History
The story began on July 23, 2008 with an article in a local newspaper, The Independent. Jenna Hewitt, 26, of Montauk, and three friends said they found the creature on July 12 at the Ditch Plains beach, two miles east of the district. The beach is a popular surfing spot at Rheinstein Estate Park owned by the town of East Hampton. Jenna Hewitt was quoted:
"We were looking for a place to sit when we saw some people looking at something... We didn't know what it was... We joked that maybe it was something from Plum Island". —Her color photograph of the creature ran in black and white under the headline, "The Hound of Bonacville" (a take-off on the name Bonackers, which refers to the natives of East Hampton, and The Hound of the Baskervilles which is a book in the Sherlock Holmes series by Sir Arthur Conan Doyle). The light-hearted article speculated that the creature might be a turtle or some mutant experiment from the Plum Island Animal Disease Center before noting that Larry Penny, the East Hampton Natural Resources Director, had concluded it was a raccoon with its upper jaw missing. There were rumors that the carcass had been taken away from the site. A local newspaper quoted an anonymous resident who claimed that the animal was only the size of a cat, and that it had decomposed to a skeleton by the time of the press coverage. She would not identify its location for inspection. Hewitt claimed that "a guy took it and put it in the woods in his backyard", but would not say who or where. Her father denied that his daughter was keeping the body's location a secret.
Hewitt and her friends were interviewed on Plum-TV, a local public-access television show. Alanna Navitski, an employee of Evolutionary Media Group in Los Angeles, California, passed a photo of the creature to Anna Holmes at Jezebel, claiming that a friend's sister saw the monster in Montauk.
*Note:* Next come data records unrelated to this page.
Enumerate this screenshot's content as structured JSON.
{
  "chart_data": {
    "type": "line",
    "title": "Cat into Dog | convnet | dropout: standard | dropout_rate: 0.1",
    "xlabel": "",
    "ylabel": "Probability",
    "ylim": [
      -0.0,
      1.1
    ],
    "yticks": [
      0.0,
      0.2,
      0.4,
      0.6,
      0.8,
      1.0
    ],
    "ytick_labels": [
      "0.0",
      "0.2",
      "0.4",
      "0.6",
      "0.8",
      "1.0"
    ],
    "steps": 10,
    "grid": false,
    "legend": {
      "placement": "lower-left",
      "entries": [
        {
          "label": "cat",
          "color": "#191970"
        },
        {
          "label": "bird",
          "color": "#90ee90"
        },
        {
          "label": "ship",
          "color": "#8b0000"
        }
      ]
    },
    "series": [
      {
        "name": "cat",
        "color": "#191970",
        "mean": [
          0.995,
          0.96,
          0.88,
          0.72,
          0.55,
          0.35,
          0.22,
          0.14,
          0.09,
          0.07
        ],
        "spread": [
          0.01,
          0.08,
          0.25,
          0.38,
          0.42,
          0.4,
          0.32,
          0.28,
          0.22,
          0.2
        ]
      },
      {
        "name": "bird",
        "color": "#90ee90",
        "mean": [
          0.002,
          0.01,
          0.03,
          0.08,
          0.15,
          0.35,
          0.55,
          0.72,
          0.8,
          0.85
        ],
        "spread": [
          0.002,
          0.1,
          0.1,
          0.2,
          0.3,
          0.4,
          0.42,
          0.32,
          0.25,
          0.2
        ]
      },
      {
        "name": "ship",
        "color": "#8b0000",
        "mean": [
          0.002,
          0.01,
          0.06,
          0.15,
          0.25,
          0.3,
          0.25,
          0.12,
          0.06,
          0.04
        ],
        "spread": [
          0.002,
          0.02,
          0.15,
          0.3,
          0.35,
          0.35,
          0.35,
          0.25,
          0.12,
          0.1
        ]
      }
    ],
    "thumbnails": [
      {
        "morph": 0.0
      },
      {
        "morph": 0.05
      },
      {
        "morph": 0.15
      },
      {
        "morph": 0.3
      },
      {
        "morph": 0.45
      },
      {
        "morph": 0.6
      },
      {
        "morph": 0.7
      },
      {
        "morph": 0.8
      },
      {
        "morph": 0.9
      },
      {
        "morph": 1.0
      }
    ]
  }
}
Holmes then passed it along to fellow Gawker Media website Gawker.com which gave it wide attention on July 29 under the headline "Dead Monster Washes Ashore in Montauk".
Cryptozoologist Loren Coleman at Cryptomundo first coined the name the "Montauk Monster" on July 29, 2008. The moniker was disseminated globally on the Internet in the following days. Photographs were widely circulated via email and weblogs, and the national media picked up on it raising speculation about the creature. The potential urban legend stature of the Montauk Monster was noted by Snopes.
The monster has been discussed on Jesse Ventura's Conspiracy Theory.
On August 4, 2011 the Montauk Monster was featured on the second episode of the third season of Ancient Aliens, titled "Aliens and Monsters".